Homologous MXene-Derived Electrodes for Potassium-Ion Full Batteries

The development of potassium-ion battery (PIB) electrode materials is critical for promoting their use in next-generation energy storage systems. Although metal-organic frameworks (MOFs) are appealing electrode materials, their performance in PIBs remains unsatisfactory. The low K+ adsorption energy (Delta E-a) on the saturated coordination of MOFs can explain the limited capacity. Herein, MXene-derived MOF nodes (NMD-MOF) are unlocked and used as anodes in PIB. The NMD-MOF anode exhibits substantially increased capacity (250 mA h g(-1) at 0.05 A g(-1)), as well as good rate-performance and excellent capacity retention.
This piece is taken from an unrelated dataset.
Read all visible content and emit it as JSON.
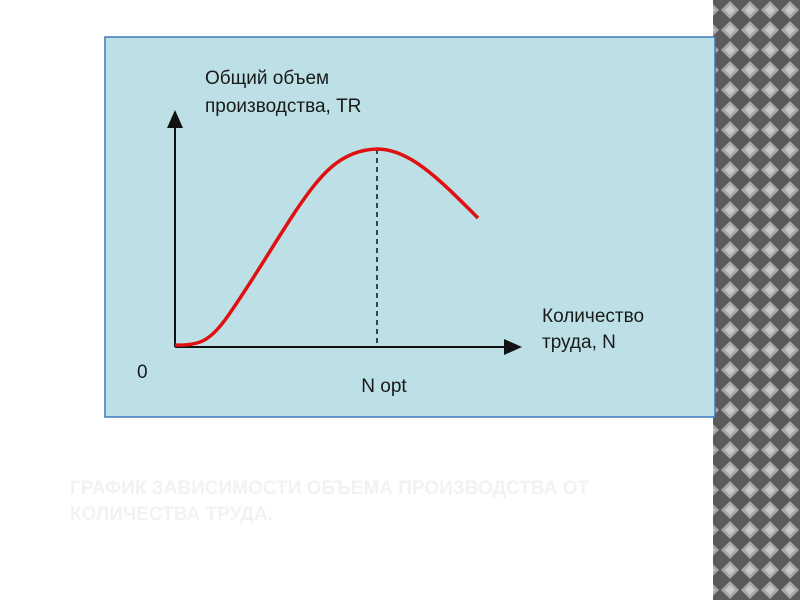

Density functional theory calculations reveal that the Delta E-a at unlocked node sites is significantly higher than at intact node sites of the pristine MOF. Furthermore, the NMD-MOF anode and homologous MXene-derived K+-intercalated vanadium oxide (MD-KVO) cathode combine to assemble a PIB, which delivers an encouraging capacity of 63 mA h g(-1) at 50 mA g(-1) and high energy (143 Wh kg(-1)) and power density (440 W kg(-1)). The fabrication of MXene-derived electrode materials and the unlocking node strategy for binding site activation may spur further research into highly active electrode materials for energy storage devices.